神奈川県が東日本大震災を機に津波想定の見直しを行っており、県の検討部会で14.4メートルという試算がされました(以下、参考)。

以下、引用開始

県津波浸水想定検討部会:鎌倉で14メートル超 慶長地震モデルに予測 /神奈川 毎日新聞 11月18日(金)

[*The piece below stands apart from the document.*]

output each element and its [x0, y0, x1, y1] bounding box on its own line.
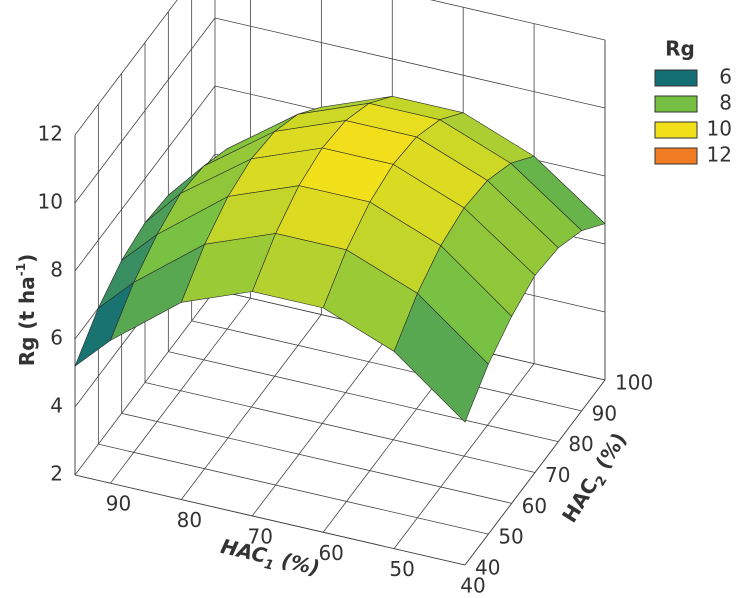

県津波対策推進会議の津波浸水想定検討部会(部会長・柴山知也早大教授)の会合が17日開かれ、慶長地震(1605年)をモデルに想定した場合、鎌倉で 最大で14メートルを超える津波が到達するとの予測結果が報告された。比較的被害が少ないとしてきた東京湾も最大で4メートルの津波を予測している。県は 26日に県内全域の浸水箇所などを記した津波浸水予測図案を公表し、各自治体とハザードマップの改訂について協議していく。
県によると、東日本大震災を受けて津波浸水予測を見直した結果、「1000年に1回の地震で資料も乏しい」(柴山部会長)ことを理由に想定から外してい た慶長型地震を「震災後、国内で議論が出てきた」として、検討の対象に組み入れた。その結果、鎌倉で14・4メートル、藤沢で10・5メートルとなり、各 自治体がハザードマップ作製の資料とした南関東地震などに比べ、いずれも数メートル上回った。
また、元禄型関東地震を想定した場合は2メートル程度だった東京湾内の津波予測も、慶長型地震では4メートルを超えるとされた。柴山部会長は「この予測 で想定すると、鎌倉でこれまでの2倍近いところが浸水域になるほか、横浜・川崎の工場地帯でも浸水域が広がる。想定地震によって、津波の高さ以外に到達時 間も異なることから、今後もさまざまな想定を考えていく」と話している。【北川仁士】

以上、引用終わり

予測図を見ますと鶴岡八幡宮の近くまで浸水するということがわかります。この浸水図を元に今後どのように市は対応すべきか、知恵を絞らなくていはなりません。基本的には今更、防潮堤も築けませんので避難する以外の方法がありません。津波避難階段の設置や津波避難ビルの見直し、高さ一律15メートル規制をどうしていくか等々問題が山積みになってきます。

 

〇津波浸水予測図 慶長型地震 鎌倉(右側のところは逗子)

津波浸水予測図慶長型地震鎌倉001

〇津波浸水予測図 慶長型地震 藤沢(江ノ島の右側に腰越が入っています)

津波浸水予測図慶長型地震藤沢001

 

〇津波浸水予測図 明応型地震 鎌倉(右側のところは逗子)

津波浸水予測図明応型地震鎌倉001

 

〇津波浸水予測図 明応型地震 藤沢(江ノ島の右側に腰越が入っています)

津波浸水予測図明応型地震藤沢001

 

以前の神奈川県津波浸水予測図をご参照いただければ、違いがよくわかると思います。